However, WHO is also still indicating that it will likely increase the pandemic threat level from phase 5 to its maximum phase 6, indicating that A (H1N1) has achieved widespread human infection. WHO raised the threat level from a "normal" phase 3 (indicating an animal or human-animal influenza reassortant virus has caused sporadic cases or small clusters of disease in people, but has not resulted in human-to-human transmission sufficient to sustain community-level outbreaks) to phase 4 (indicating verified human-to-human transmission of an animal or human-animal influenza reassortant virus able to cause "community-level outbreaks") on 27 April, and then from phase 4 to phase 5 (indicating human-to-human spread of the virus into at least two countries in one WHO region) two days later.
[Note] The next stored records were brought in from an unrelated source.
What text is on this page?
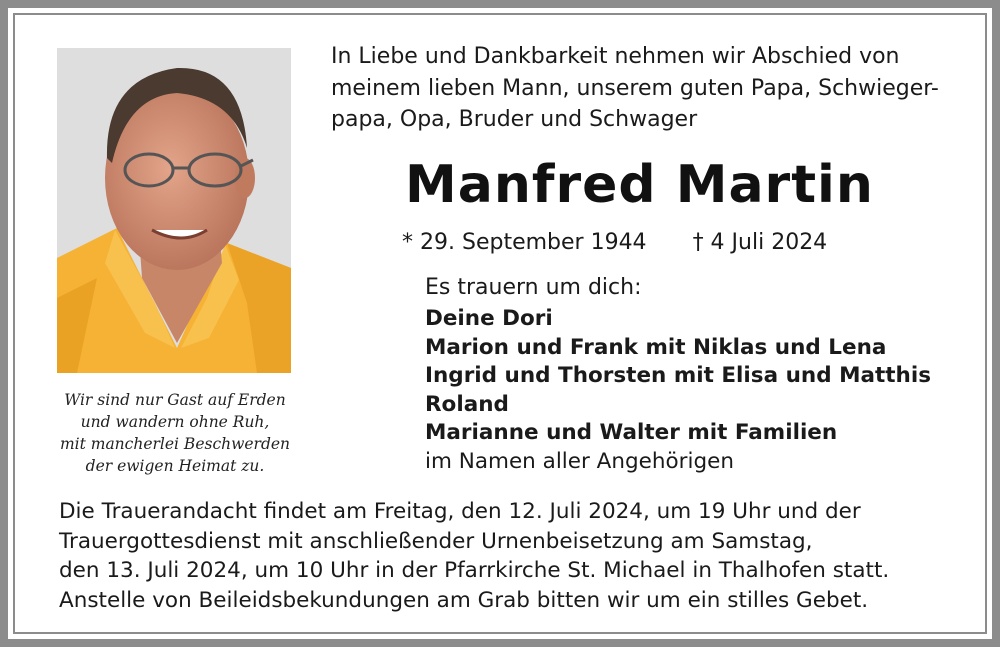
Wir sind nur Gast auf Erden
und wandern ohne Ruh,
mit mancherlei Beschwerden
der ewigen Heimat zu.
In Liebe und Dankbarkeit nehmen wir Abschied von
meinem lieben Mann, unserem guten Papa, Schwieger-
papa, Opa, Bruder und Schwager
Manfred Martin
* 29. September 1944 † 4 Juli 2024
Es trauern um dich:
Deine Dori
Marion und Frank mit Niklas und Lena
Ingrid und Thorsten mit Elisa und Matthis
Roland
Marianne und Walter mit Familien
im Namen aller Angehörigen
Die Trauerandacht findet am Freitag, den 12. Juli 2024, um 19 Uhr und der
Trauergottesdienst mit anschließender Urnenbeisetzung am Samstag,
den 13. Juli 2024, um 10 Uhr in der Pfarrkirche St. Michael in Thalhofen statt.
Anstelle von Beileidsbekundungen am Grab bitten wir um ein stilles Gebet.
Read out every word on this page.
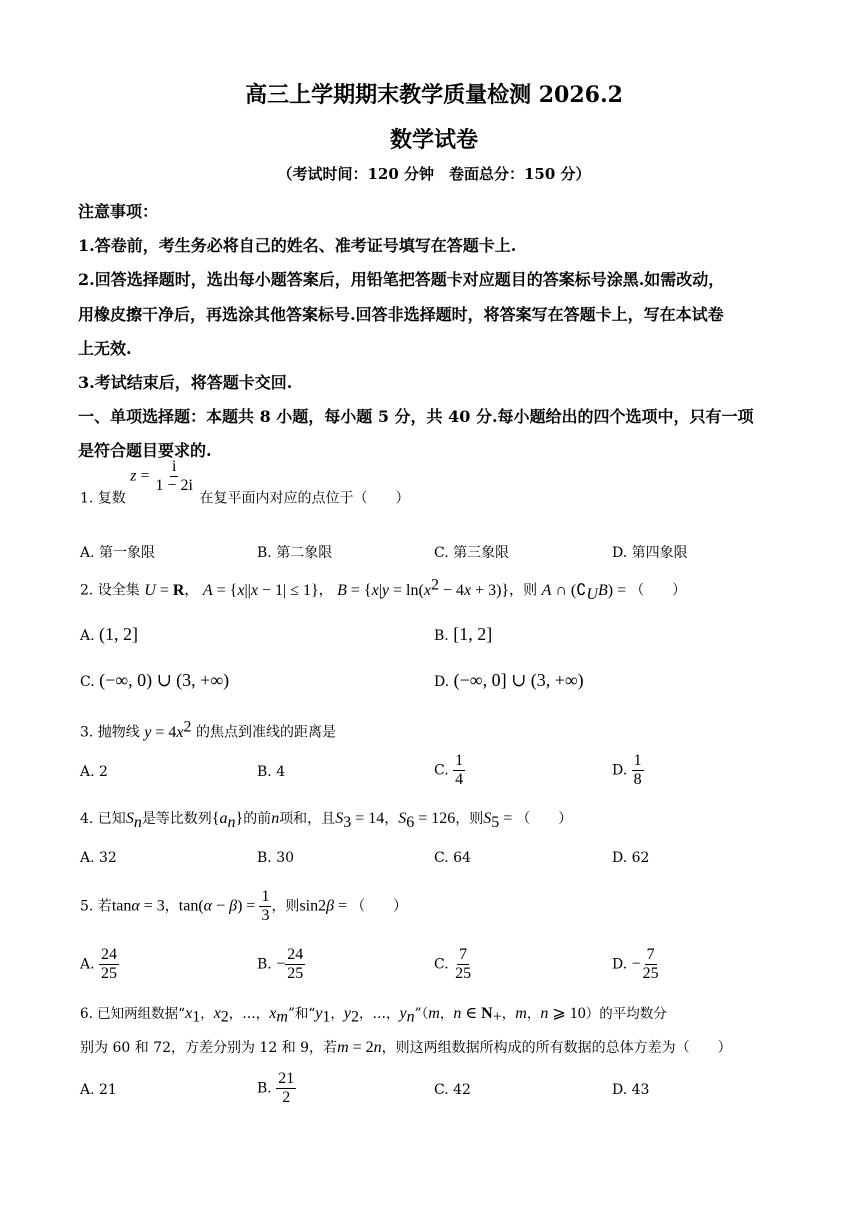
高三上学期期末教学质量检测 2026.2
数学试卷
（考试时间：120 分钟　卷面总分：150 分）
注意事项：
1.答卷前，考生务必将自己的姓名、准考证号填写在答题卡上.
2.回答选择题时，选出每小题答案后，用铅笔把答题卡对应题目的答案标号涂黑.如需改动，
用橡皮擦干净后，再选涂其他答案标号.回答非选择题时，将答案写在答题卡上，写在本试卷
上无效.
3.考试结束后，将答题卡交回.
一、单项选择题：本题共 8 小题，每小题 5 分，共 40 分.每小题给出的四个选项中，只有一项
是符合题目要求的.
1. 复数 $z = \frac{i}{1 - 2i}$
在复平面内对应的点位于（　　）
A. 第一象限	B. 第二象限	C. 第三象限	D. 第四象限
2. 设全集 U = R， A = {x||x − 1| ≤ 1}， $B = \{x|y = \ln(x^2 - 4x + 3)\}$，则 A ∩ $(∁_UB)$ = （　　）
A. (1, 2]	B. [1, 2]
C. (−∞, 0) ∪ (3, +∞)	D. (−∞, 0] ∪ (3, +∞)
3. 抛物线 $y = 4x^2$ 的焦点到准线的距离是
A. 2	B. 4	C. $\frac{1}{4}$	D. $\frac{1}{8}$
4. 已知$S_n$是等比数列$\{a_n\}$的前n项和，且$S_3 = 14$，$S_6 = 126$，则$S_5$ = （　　）
A. 32	B. 30	C. 64	D. 62
5. 若tanα = 3，$\tan(\alpha - \beta) = \frac{1}{3}$ ，则sin2β = （　　）
A. $\frac{24}{25}$	B. − $\frac{24}{25}$	C. $\frac{7}{25}$	D. − $\frac{7}{25}$
6. 已知两组数据“$x_1$，$x_2$，…，$x_m$”和“$y_1$，$y_2$，…，$y_n”(m$，n ∈ $N_+$，m，n ⩾ 10）的平均数分
别为 60 和 72，方差分别为 12 和 9，若m = 2n，则这两组数据所构成的所有数据的总体方差为（　　）
A. 21	B. $\frac{21}{2}$	C. 42	D. 43
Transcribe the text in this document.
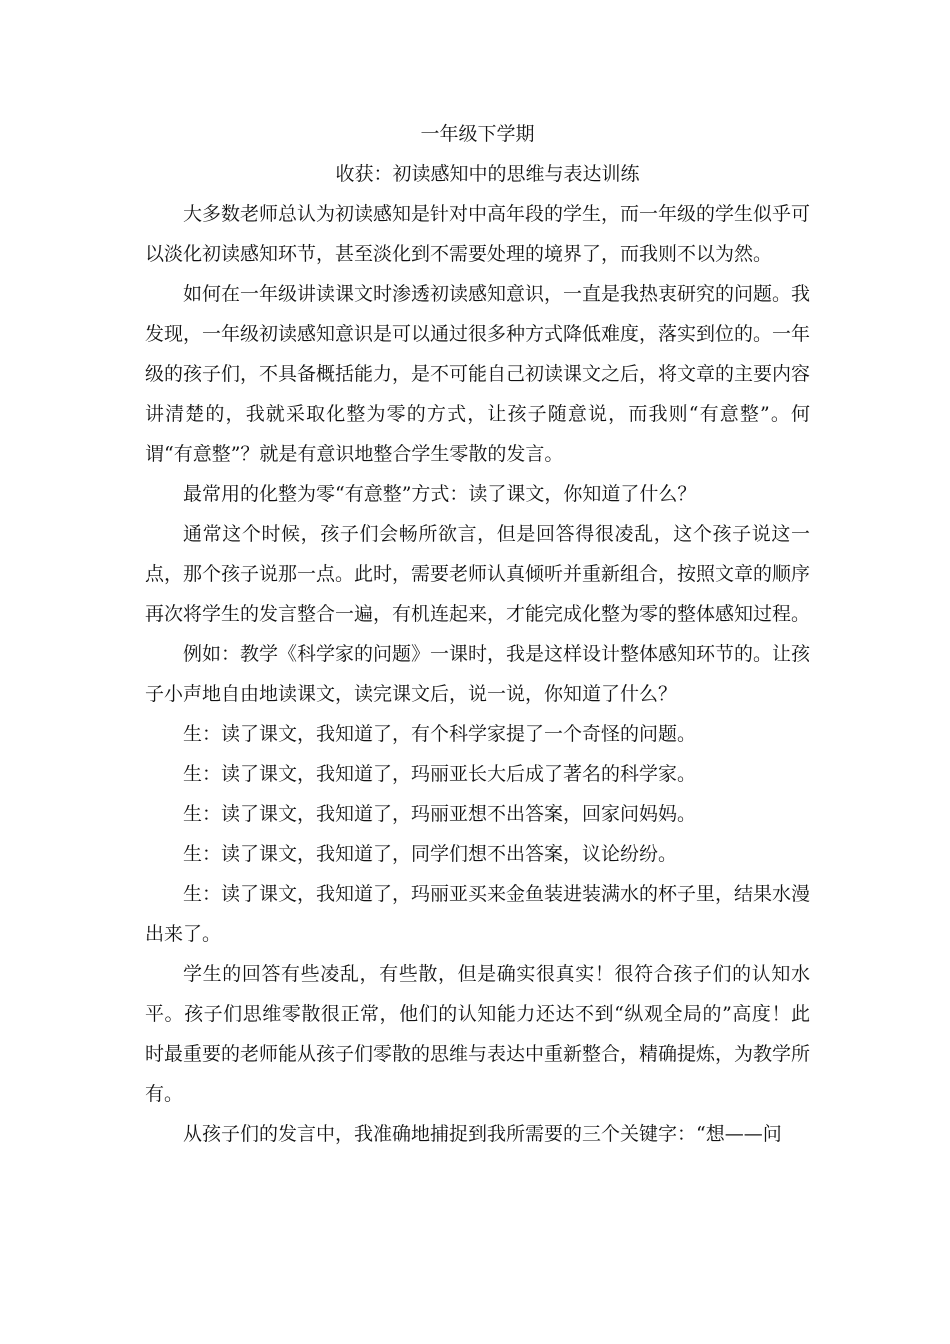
一年级下学期
收获：初读感知中的思维与表达训练

大多数老师总认为初读感知是针对中高年段的学生，而一年级的学生似乎可以淡化初读感知环节，甚至淡化到不需要处理的境界了，而我则不以为然。

如何在一年级讲读课文时渗透初读感知意识，一直是我热衷研究的问题。我发现，一年级初读感知意识是可以通过很多种方式降低难度，落实到位的。一年级的孩子们，不具备概括能力，是不可能自己初读课文之后，将文章的主要内容讲清楚的，我就采取化整为零的方式，让孩子随意说，而我则“有意整”。何谓“有意整”？就是有意识地整合学生零散的发言。

最常用的化整为零“有意整”方式：读了课文，你知道了什么？

通常这个时候，孩子们会畅所欲言，但是回答得很凌乱，这个孩子说这一点，那个孩子说那一点。此时，需要老师认真倾听并重新组合，按照文章的顺序再次将学生的发言整合一遍，有机连起来，才能完成化整为零的整体感知过程。

例如：教学《科学家的问题》一课时，我是这样设计整体感知环节的。让孩子小声地自由地读课文，读完课文后，说一说，你知道了什么？

生：读了课文，我知道了，有个科学家提了一个奇怪的问题。

生：读了课文，我知道了，玛丽亚长大后成了著名的科学家。

生：读了课文，我知道了，玛丽亚想不出答案，回家问妈妈。

生：读了课文，我知道了，同学们想不出答案，议论纷纷。

生：读了课文，我知道了，玛丽亚买来金鱼装进装满水的杯子里，结果水漫出来了。

学生的回答有些凌乱，有些散，但是确实很真实！很符合孩子们的认知水平。孩子们思维零散很正常，他们的认知能力还达不到“纵观全局的”高度！此时最重要的老师能从孩子们零散的思维与表达中重新整合，精确提炼，为教学所有。

从孩子们的发言中，我准确地捕捉到我所需要的三个关键字：“想——问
WHO has said that its threat phases do not indicate the health impacts of a pandemic, but just the extent to which a disease has spread throughout the world. Unfortunately, WHO's actions and subsequent statements like the world being on the edge of a worldwide pandemic seem to be causing troubles in communicating the actual risk posed by the A (H1N1) virus. Newscasts have frequently implied that a pandemic implies a high death rate, which it does not.
As I wrote a few years back ("The Most Dangerous Time?" 1 March 2007), the US Centers for Disease Control (CDC), has developed a five-level Pandemic Severity Index (PSI), which outlines what governmental measures will be taken in the event of a flu epidemic or pandemic. This index is more risk-exposure oriented.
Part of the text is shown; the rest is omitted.